Aid Struggling Restaurants
Many restaurants have been forced to close or cut back as COVID-19 has spread, and workers at those restaurants have been deeply impacted. Organizations like The Plate Fund, supported by the Schultz Family Foundation (of Seattle-based Starbucks) along with local nonprofits and restaurant owners, are raising money to help. The Plate Fund provides impacted restaurant industry workers who live and work in King County a one-time payment of $500. So far, the group said it has raised $7 million through donations and distributed funds to 14,000 restaurant workers.

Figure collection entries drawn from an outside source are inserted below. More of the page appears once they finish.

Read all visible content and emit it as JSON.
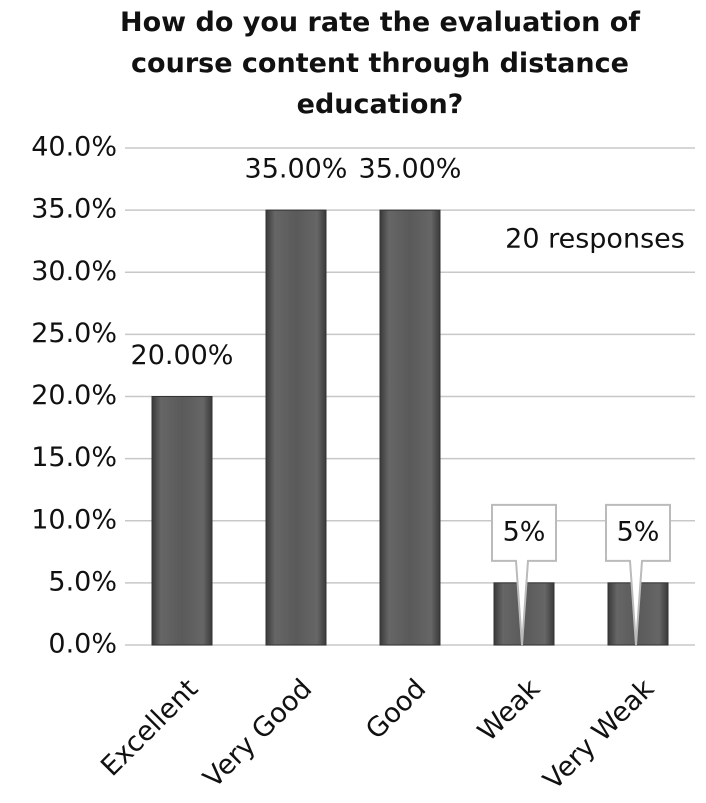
{
  "chart_data": {
    "type": "bar",
    "title": "How do you rate the evaluation of course content through distance education?",
    "annotation": "20 responses",
    "categories": [
      "Excellent",
      "Very Good",
      "Good",
      "Weak",
      "Very Weak"
    ],
    "values": [
      20,
      35,
      35,
      5,
      5
    ],
    "value_labels": [
      "20.00%",
      "35.00%",
      "35.00%",
      "5%",
      "5%"
    ],
    "color": "#555555",
    "ylim": [
      0,
      40
    ],
    "yticks": [
      {
        "value": 0,
        "label": "0.0%"
      },
      {
        "value": 5,
        "label": "5.0%"
      },
      {
        "value": 10,
        "label": "10.0%"
      },
      {
        "value": 15,
        "label": "15.0%"
      },
      {
        "value": 20,
        "label": "20.0%"
      },
      {
        "value": 25,
        "label": "25.0%"
      },
      {
        "value": 30,
        "label": "30.0%"
      },
      {
        "value": 35,
        "label": "35.0%"
      },
      {
        "value": 40,
        "label": "40.0%"
      }
    ],
    "grid": true
  }
}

Help People Get Access to Food
During the COVID-19 pandemic, people are being told to stay inside, and that’s especially true for vulnerable populations like seniors and young children who rely on school lunch. To help make that easier while still ensuring people get groceries and necessities they need, programs like Shopping Angels have emerged. The volunteer-based service shops for these groceries and necessities and delivers them to people’s doors. People can volunteer to shop, donate to help the program or sponsor someone to pay their grocery bills.
Additionally, COVID-19 has only heightened food insecurity issues. To help address the need, people can donate to organizations like the United Way of King County, which is providing services like grab-and-go meals for kids, as well as the WA Food Fund, which supports food banks and pantries.
Donate to Support Medical Care for Vulnerable Residents
Coronavirus is more than a health emergency, it’s an access-to-healthcare-emergency as well — and people who can’t afford medical bills are at even greater risk. That’s where programs like Neighborcare Health come in, which provides medical care to people, including those who are low-income, uninsured, or homeless and doesn’t turn away anyone who can’t pay. Donations to groups like Neighborcare Health help keep this important work going.